1. Overview
This paper introduces Gemma, a family of lightweight open large language models derived from the research and technology used in Gemini.
The goal is to provide efficient, high-performing, and safe open models that can be widely deployed across different computational settings.
2. Problem Definition
Existing large language models face several issues:
- High computational cost limits accessibility
- Open models often underperform compared to closed models
- Safety and alignment remain challenging
- Efficient deployment is difficult at scale
The paper aims to build smaller models that maintain strong performance while improving accessibility and safety.
3. Key Idea
The main idea is to transfer proven techniques from Gemini into smaller open models.
This includes architecture design, large-scale training, data processing, and alignment methods such as instruction tuning and reinforcement learning.
4. Method
- Model Architecture
- Transformer decoder-based architecture
- Uses improvements such as:
- Multi-Query Attention
- RoPE positional embeddings
- GeGLU activation
- RMSNorm
- Context length: 8192 tokens
- Model sizes: 2B and 7B parameters
- Tokenization
- Based on SentencePiece (subset of Gemini tokenizer)
- Splits digits into smaller units
- Preserves whitespace
- Uses byte-level encoding for unknown tokens
- Vocabulary size: 256k tokens
- Pretraining
- Trained on large-scale datasets:
- 3T tokens (2B model)
- 6T tokens (7B model)
- Data sources include web text, mathematics, and code
- Applies filtering for quality and safety
- Uses staged training with increasing data quality
- Instruction Tuning
Two-stage alignment process:
- Supervised Fine-Tuning (SFT):
- Uses synthetic and human-generated prompt–response data
- Reinforcement Learning from Human Feedback (RLHF):
- Trains a reward model based on human preferences
- Optimizes model outputs accordingly
Both stages improve performance on benchmarks and human evaluations.
- Pipeline Summary
text → tokenizer → transformer → pretraining → SFT → RLHF → final model
5. Contributions
- Introduces an efficient open LLM family based on Gemini
- Achieves strong performance relative to model size
- Provides both pretrained and instruction-tuned models
- Emphasizes safety and responsible deployment
6. Strengths
- Strong performance for small model sizes
- Efficient deployment on limited hardware
- Well-designed training and alignment pipeline
- Balanced focus on performance and safety
7. Limitations
- Text-only model (no multimodal capability)

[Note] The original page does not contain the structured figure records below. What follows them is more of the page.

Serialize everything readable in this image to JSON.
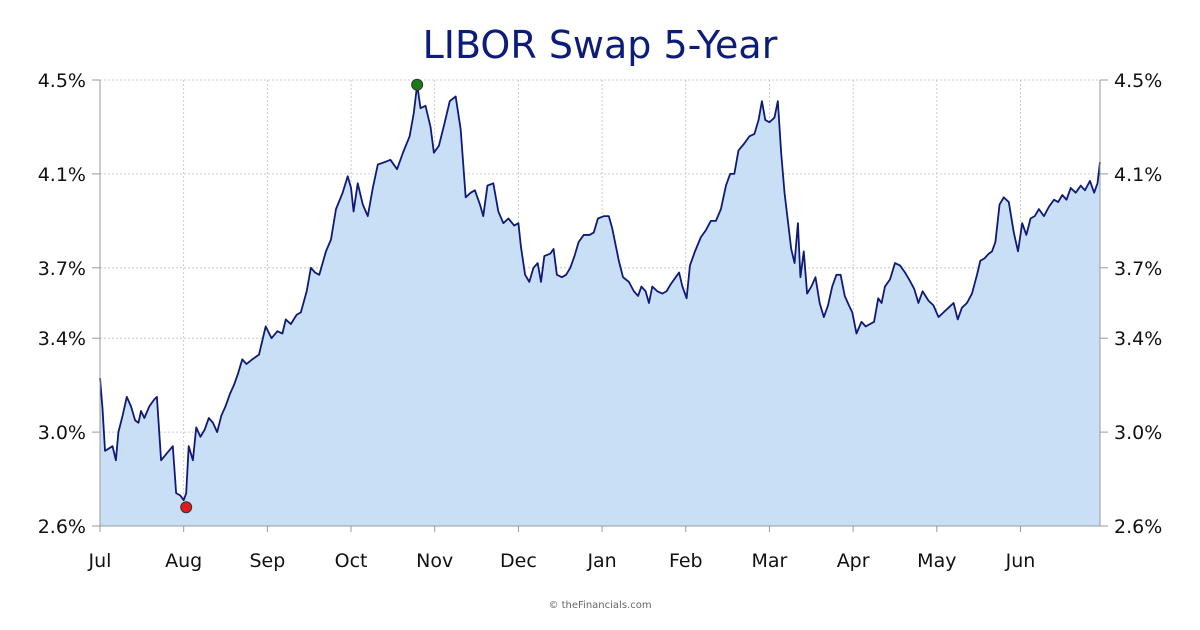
{
  "chart_data": {
    "type": "area",
    "title": "LIBOR Swap 5-Year",
    "credit": "© theFinancials.com",
    "ylim": [
      2.6,
      4.5
    ],
    "y_ticks": [
      4.5,
      4.1,
      3.7,
      3.4,
      3.0,
      2.6
    ],
    "y_tick_labels": [
      "4.5%",
      "4.1%",
      "3.7%",
      "3.4%",
      "3.0%",
      "2.6%"
    ],
    "y_axis_sides": "left-and-right",
    "grid": true,
    "x_ticks": [
      {
        "label": "Jul",
        "x": 0
      },
      {
        "label": "Aug",
        "x": 1
      },
      {
        "label": "Sep",
        "x": 2
      },
      {
        "label": "Oct",
        "x": 3
      },
      {
        "label": "Nov",
        "x": 4
      },
      {
        "label": "Dec",
        "x": 5
      },
      {
        "label": "Jan",
        "x": 6
      },
      {
        "label": "Feb",
        "x": 7
      },
      {
        "label": "Mar",
        "x": 8
      },
      {
        "label": "Apr",
        "x": 9
      },
      {
        "label": "May",
        "x": 10
      },
      {
        "label": "Jun",
        "x": 11
      }
    ],
    "xlim": [
      0,
      11.95
    ],
    "series": [
      {
        "values": [
          [
            0.0,
            3.23
          ],
          [
            0.03,
            3.1
          ],
          [
            0.06,
            2.92
          ],
          [
            0.15,
            2.94
          ],
          [
            0.19,
            2.88
          ],
          [
            0.22,
            3.0
          ],
          [
            0.27,
            3.07
          ],
          [
            0.32,
            3.15
          ],
          [
            0.37,
            3.11
          ],
          [
            0.42,
            3.05
          ],
          [
            0.46,
            3.04
          ],
          [
            0.49,
            3.09
          ],
          [
            0.53,
            3.06
          ],
          [
            0.59,
            3.11
          ],
          [
            0.65,
            3.14
          ],
          [
            0.68,
            3.15
          ],
          [
            0.73,
            2.88
          ],
          [
            0.8,
            2.91
          ],
          [
            0.87,
            2.94
          ],
          [
            0.91,
            2.74
          ],
          [
            0.96,
            2.73
          ],
          [
            1.0,
            2.71
          ],
          [
            1.03,
            2.74
          ],
          [
            1.06,
            2.94
          ],
          [
            1.11,
            2.88
          ],
          [
            1.15,
            3.02
          ],
          [
            1.2,
            2.98
          ],
          [
            1.25,
            3.01
          ],
          [
            1.3,
            3.06
          ],
          [
            1.35,
            3.04
          ],
          [
            1.4,
            3.0
          ],
          [
            1.45,
            3.07
          ],
          [
            1.5,
            3.11
          ],
          [
            1.55,
            3.16
          ],
          [
            1.6,
            3.2
          ],
          [
            1.65,
            3.25
          ],
          [
            1.7,
            3.31
          ],
          [
            1.75,
            3.29
          ],
          [
            1.82,
            3.31
          ],
          [
            1.9,
            3.33
          ],
          [
            1.98,
            3.45
          ],
          [
            2.05,
            3.4
          ],
          [
            2.12,
            3.43
          ],
          [
            2.18,
            3.42
          ],
          [
            2.22,
            3.48
          ],
          [
            2.28,
            3.46
          ],
          [
            2.35,
            3.5
          ],
          [
            2.4,
            3.51
          ],
          [
            2.47,
            3.6
          ],
          [
            2.52,
            3.7
          ],
          [
            2.57,
            3.68
          ],
          [
            2.62,
            3.67
          ],
          [
            2.7,
            3.77
          ],
          [
            2.76,
            3.82
          ],
          [
            2.82,
            3.95
          ],
          [
            2.9,
            4.02
          ],
          [
            2.96,
            4.09
          ],
          [
            3.0,
            4.04
          ],
          [
            3.03,
            3.94
          ],
          [
            3.08,
            4.06
          ],
          [
            3.14,
            3.97
          ],
          [
            3.2,
            3.92
          ],
          [
            3.26,
            4.04
          ],
          [
            3.32,
            4.14
          ],
          [
            3.4,
            4.15
          ],
          [
            3.47,
            4.16
          ],
          [
            3.55,
            4.12
          ],
          [
            3.62,
            4.19
          ],
          [
            3.7,
            4.26
          ],
          [
            3.75,
            4.36
          ],
          [
            3.79,
            4.48
          ],
          [
            3.83,
            4.38
          ],
          [
            3.89,
            4.39
          ],
          [
            3.95,
            4.3
          ],
          [
            3.99,
            4.19
          ],
          [
            4.05,
            4.22
          ],
          [
            4.12,
            4.32
          ],
          [
            4.18,
            4.41
          ],
          [
            4.25,
            4.43
          ],
          [
            4.31,
            4.29
          ],
          [
            4.37,
            4.0
          ],
          [
            4.43,
            4.02
          ],
          [
            4.48,
            4.03
          ],
          [
            4.54,
            3.97
          ],
          [
            4.58,
            3.92
          ],
          [
            4.63,
            4.05
          ],
          [
            4.7,
            4.06
          ],
          [
            4.76,
            3.94
          ],
          [
            4.82,
            3.89
          ],
          [
            4.88,
            3.91
          ],
          [
            4.95,
            3.88
          ],
          [
            5.0,
            3.89
          ],
          [
            5.03,
            3.79
          ],
          [
            5.08,
            3.67
          ],
          [
            5.13,
            3.64
          ],
          [
            5.18,
            3.7
          ],
          [
            5.23,
            3.72
          ],
          [
            5.27,
            3.64
          ],
          [
            5.31,
            3.75
          ],
          [
            5.38,
            3.76
          ],
          [
            5.42,
            3.78
          ],
          [
            5.46,
            3.67
          ],
          [
            5.52,
            3.66
          ],
          [
            5.57,
            3.67
          ],
          [
            5.62,
            3.7
          ],
          [
            5.67,
            3.75
          ],
          [
            5.72,
            3.81
          ],
          [
            5.78,
            3.84
          ],
          [
            5.85,
            3.84
          ],
          [
            5.9,
            3.85
          ],
          [
            5.95,
            3.91
          ],
          [
            6.02,
            3.92
          ],
          [
            6.08,
            3.92
          ],
          [
            6.12,
            3.87
          ],
          [
            6.16,
            3.8
          ],
          [
            6.2,
            3.73
          ],
          [
            6.25,
            3.66
          ],
          [
            6.32,
            3.64
          ],
          [
            6.38,
            3.6
          ],
          [
            6.43,
            3.58
          ],
          [
            6.47,
            3.62
          ],
          [
            6.52,
            3.6
          ],
          [
            6.56,
            3.55
          ],
          [
            6.6,
            3.62
          ],
          [
            6.66,
            3.6
          ],
          [
            6.72,
            3.59
          ],
          [
            6.77,
            3.6
          ],
          [
            6.82,
            3.63
          ],
          [
            6.88,
            3.66
          ],
          [
            6.92,
            3.68
          ],
          [
            6.96,
            3.62
          ],
          [
            7.01,
            3.57
          ],
          [
            7.05,
            3.71
          ],
          [
            7.11,
            3.77
          ],
          [
            7.18,
            3.83
          ],
          [
            7.24,
            3.86
          ],
          [
            7.3,
            3.9
          ],
          [
            7.36,
            3.9
          ],
          [
            7.42,
            3.95
          ],
          [
            7.48,
            4.05
          ],
          [
            7.53,
            4.1
          ],
          [
            7.58,
            4.1
          ],
          [
            7.63,
            4.2
          ],
          [
            7.7,
            4.23
          ],
          [
            7.76,
            4.26
          ],
          [
            7.82,
            4.27
          ],
          [
            7.87,
            4.33
          ],
          [
            7.91,
            4.41
          ],
          [
            7.95,
            4.33
          ],
          [
            8.0,
            4.32
          ],
          [
            8.06,
            4.34
          ],
          [
            8.1,
            4.41
          ],
          [
            8.14,
            4.19
          ],
          [
            8.18,
            4.02
          ],
          [
            8.22,
            3.9
          ],
          [
            8.26,
            3.78
          ],
          [
            8.3,
            3.72
          ],
          [
            8.34,
            3.89
          ],
          [
            8.37,
            3.66
          ],
          [
            8.41,
            3.77
          ],
          [
            8.45,
            3.59
          ],
          [
            8.5,
            3.62
          ],
          [
            8.55,
            3.66
          ],
          [
            8.6,
            3.55
          ],
          [
            8.65,
            3.49
          ],
          [
            8.7,
            3.54
          ],
          [
            8.75,
            3.62
          ],
          [
            8.8,
            3.67
          ],
          [
            8.85,
            3.67
          ],
          [
            8.9,
            3.58
          ],
          [
            8.95,
            3.54
          ],
          [
            8.99,
            3.51
          ],
          [
            9.04,
            3.42
          ],
          [
            9.1,
            3.47
          ],
          [
            9.15,
            3.45
          ],
          [
            9.2,
            3.46
          ],
          [
            9.25,
            3.47
          ],
          [
            9.3,
            3.57
          ],
          [
            9.34,
            3.55
          ],
          [
            9.38,
            3.62
          ],
          [
            9.44,
            3.65
          ],
          [
            9.5,
            3.72
          ],
          [
            9.56,
            3.71
          ],
          [
            9.62,
            3.68
          ],
          [
            9.67,
            3.65
          ],
          [
            9.73,
            3.61
          ],
          [
            9.78,
            3.55
          ],
          [
            9.83,
            3.6
          ],
          [
            9.9,
            3.56
          ],
          [
            9.96,
            3.54
          ],
          [
            10.02,
            3.49
          ],
          [
            10.08,
            3.51
          ],
          [
            10.14,
            3.53
          ],
          [
            10.2,
            3.55
          ],
          [
            10.25,
            3.48
          ],
          [
            10.3,
            3.53
          ],
          [
            10.36,
            3.55
          ],
          [
            10.42,
            3.59
          ],
          [
            10.48,
            3.67
          ],
          [
            10.52,
            3.73
          ],
          [
            10.57,
            3.74
          ],
          [
            10.62,
            3.76
          ],
          [
            10.66,
            3.77
          ],
          [
            10.7,
            3.81
          ],
          [
            10.75,
            3.97
          ],
          [
            10.8,
            4.0
          ],
          [
            10.86,
            3.98
          ],
          [
            10.92,
            3.85
          ],
          [
            10.97,
            3.77
          ],
          [
            11.02,
            3.89
          ],
          [
            11.07,
            3.84
          ],
          [
            11.12,
            3.91
          ],
          [
            11.17,
            3.92
          ],
          [
            11.22,
            3.95
          ],
          [
            11.28,
            3.92
          ],
          [
            11.34,
            3.96
          ],
          [
            11.4,
            3.99
          ],
          [
            11.45,
            3.98
          ],
          [
            11.5,
            4.01
          ],
          [
            11.55,
            3.99
          ],
          [
            11.6,
            4.04
          ],
          [
            11.66,
            4.02
          ],
          [
            11.72,
            4.05
          ],
          [
            11.77,
            4.03
          ],
          [
            11.83,
            4.07
          ],
          [
            11.88,
            4.02
          ],
          [
            11.92,
            4.06
          ],
          [
            11.95,
            4.15
          ]
        ]
      }
    ],
    "markers": [
      {
        "type": "low",
        "x": 1.03,
        "y": 2.68,
        "color": "#e01b1b"
      },
      {
        "type": "high",
        "x": 3.79,
        "y": 4.48,
        "color": "#1a7a1a"
      }
    ],
    "colors": {
      "line": "#0f1a78",
      "fill": "#c9dff6",
      "title": "#0c1c7a"
    }
  }
}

- Performance still below frontier large-scale models
- Limited multilingual optimization
- Requires additional fine-tuning for specific tasks
8. Insights and Future Directions
- Alignment methods (SFT + RLHF) are critical for practical performance
- Data quality and filtering significantly impact model behavior
- Efficient scaling strategies can produce strong small models
- Future work can explore multimodal extensions and improved reasoning
9. One-line Summary
Gemma is a family of efficient open language models that transfer Gemini’s architecture and training strategies into smaller models while maintaining strong performance and safety.
Notes
Released both pre-trained and fine-tuned checkpoints, as well as an open-source codebase for inference and serving.
Gemma comes in two sizes: a 7 billion parameter model for efficient deployment and development on GPU and TPU, and a 2 billion parameter model for CPU and on-device applications.

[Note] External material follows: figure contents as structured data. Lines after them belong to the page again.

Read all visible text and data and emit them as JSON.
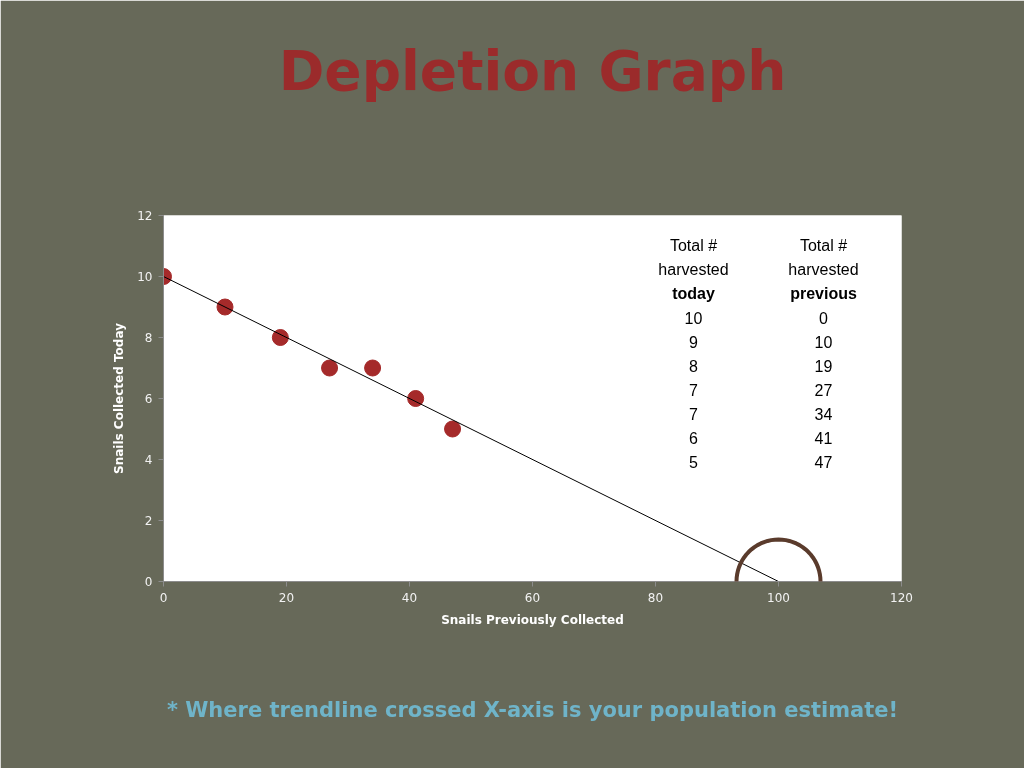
{
  "chart_data": {
    "type": "scatter",
    "title": "Depletion Graph",
    "xlabel": "Snails Previously Collected",
    "ylabel": "Snails Collected Today",
    "x": [
      0,
      10,
      19,
      27,
      34,
      41,
      47
    ],
    "series": [
      {
        "color": "#a52a2a",
        "values": [
          10,
          9,
          8,
          7,
          7,
          6,
          5
        ]
      },
      {
        "type": "line",
        "color": "#000000",
        "x": [
          0,
          100
        ],
        "values": [
          10,
          0
        ],
        "marker": "none"
      }
    ],
    "xlim": [
      0,
      120
    ],
    "xticks": [
      0,
      20,
      40,
      60,
      80,
      100,
      120
    ],
    "ylim": [
      0,
      12
    ],
    "yticks": [
      0,
      2,
      4,
      6,
      8,
      10,
      12
    ],
    "grid": false,
    "marker": "circle",
    "annotations": [
      "Total #\nharvested\ntoday",
      "Total #\nharvested\nprevious",
      "10",
      "0",
      "9",
      "10",
      "8",
      "19",
      "7",
      "27",
      "7",
      "34",
      "6",
      "41",
      "5",
      "47",
      "* Where trendline crossed X-axis is your population estimate!"
    ]
  }
}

The Gemma model architecture is based on the transformer decoder
Models are trained on a context length of 8192 tokens.
Parameters 2B 7B
| d_model | 2048 | 3072 |
| Layers | 18 | 28 |
| Feedforward hidden dims | 32768 | 49152 |
| Num heads | 8 | 16 |
| Num KV heads | 1 | 16 |
| Head size | 256 | 256 |
| Vocab size | 256128 | 256128 |
Multi-Query Attention
the 7B model uses multi-head attention while the 2B checkpoints use multi-query attention (with num_kv_heads = 1)
RoPE Embeddings
share embeddings across our inputs and outputs to reduce model size.
GeGLU Activations
non-linearity is replaced by the aproximate version
RMSNorm
normalize the input of each transformer sub-layer, the attention layer and the feedforward layer, with RMSNorm
Pretraining
Gemma 2B and 7B are trained on 3T and 6T tokens respectively of primarily-English data from web documents, mathematics, and code.
not multimodal, nor are they trained for state-of-the-art performance on multilingual tasks.
use a subset of the SentencePiece tokenizer (Kudo and Richardson, 2018) of Gemini for compatibility.
Instruction Tuning
Gemma is fine-tuned using both supervised fine-tuning (SFT) and reinforcement learning from human feedback (RLHF), and both are essential for improving performance.